SQL is an acronym that stands for "Structured Query Language" (not "Standardized").
Database interaction requires the use of SQL, and over the years, vendors have implemented extensions of SQL (such as tsql for SQL Server & Sybase, plsql for Oracle, and plpgsql for PostgreSQL; there's no known tag for mysql's extensions) to provide more functionality as well as simplify it. Because of these extensions, SQL is fractured - syntax that works on one vendor does not necessarily work on another. ISO/IEC (formerly ANSI) standards have been beneficial in resolving such situations, but adoption is selective. ISO/IEC means that a query should be portable to other databases, but it doesn't mean that performance will be the same nor that performance will be on par with native functionality.
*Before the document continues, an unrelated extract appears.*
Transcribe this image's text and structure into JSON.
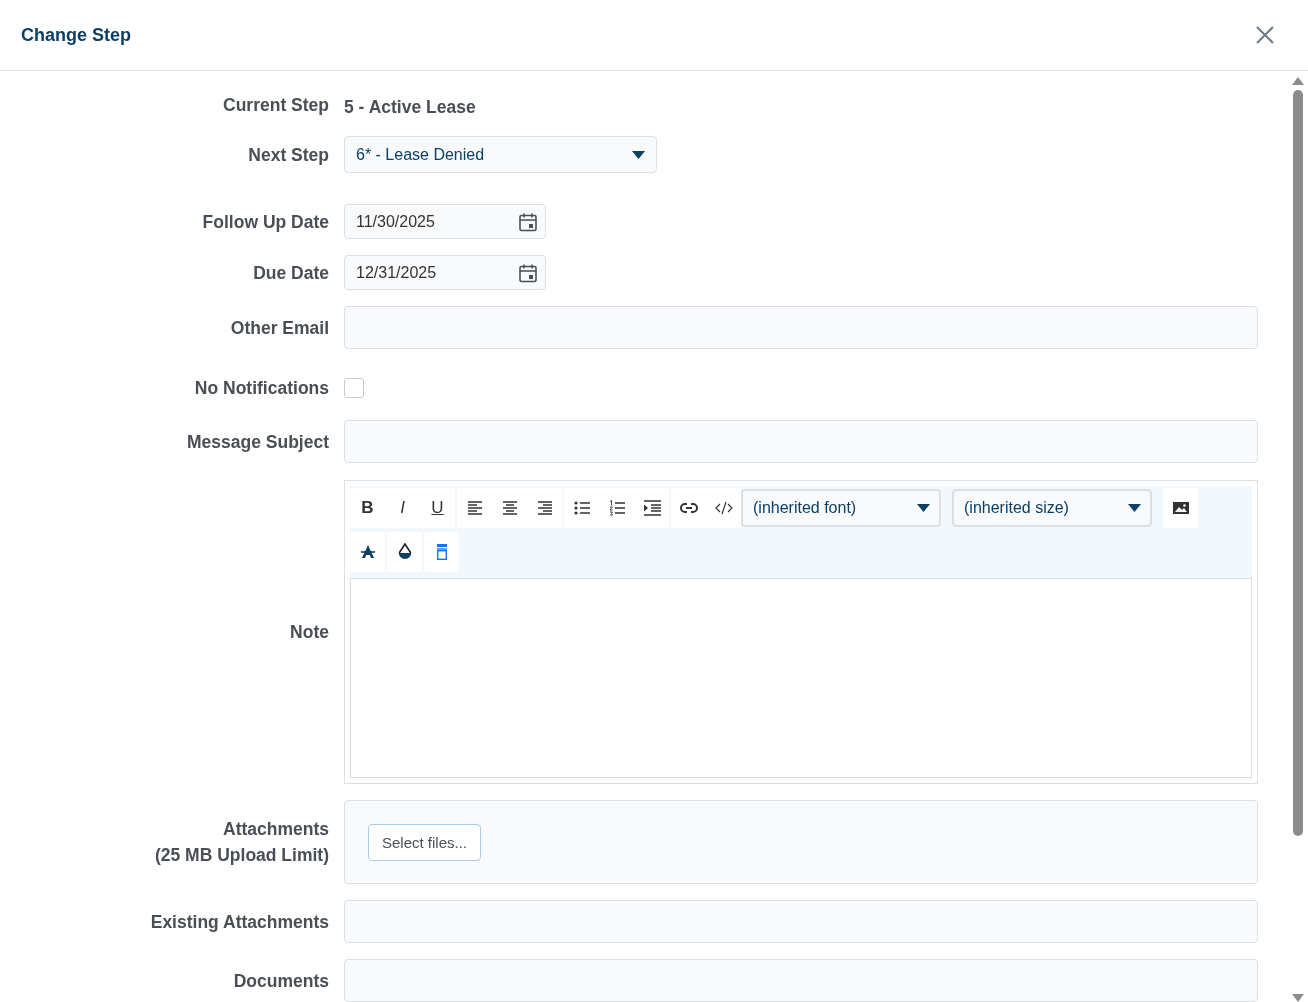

This tag should be used for general SQL programming language questions, in addition to tags for specific products (for example, questions about Microsoft SQL Server should use the sql-server tag) that implement some flavor of this language. SQL is the umbrella under which these products exist; tagging them by product (including version, e.g oracle11g, sql-server-2008) is the easiest way to know what functionality is available for the task at hand.
Free SQL Programming Books
- Developing Time-Oriented Database Applications in SQL
- Use The Index, Luke!: A Guide To SQL Database Performance
- Learn SQL The Hard Way
- SQL Tutorial For Starters
- SQL - Free books
You should always provide complete code examples in your question or answer, but you can also isolate problematic code and reproduce it in an online environment such as SQL Fiddle.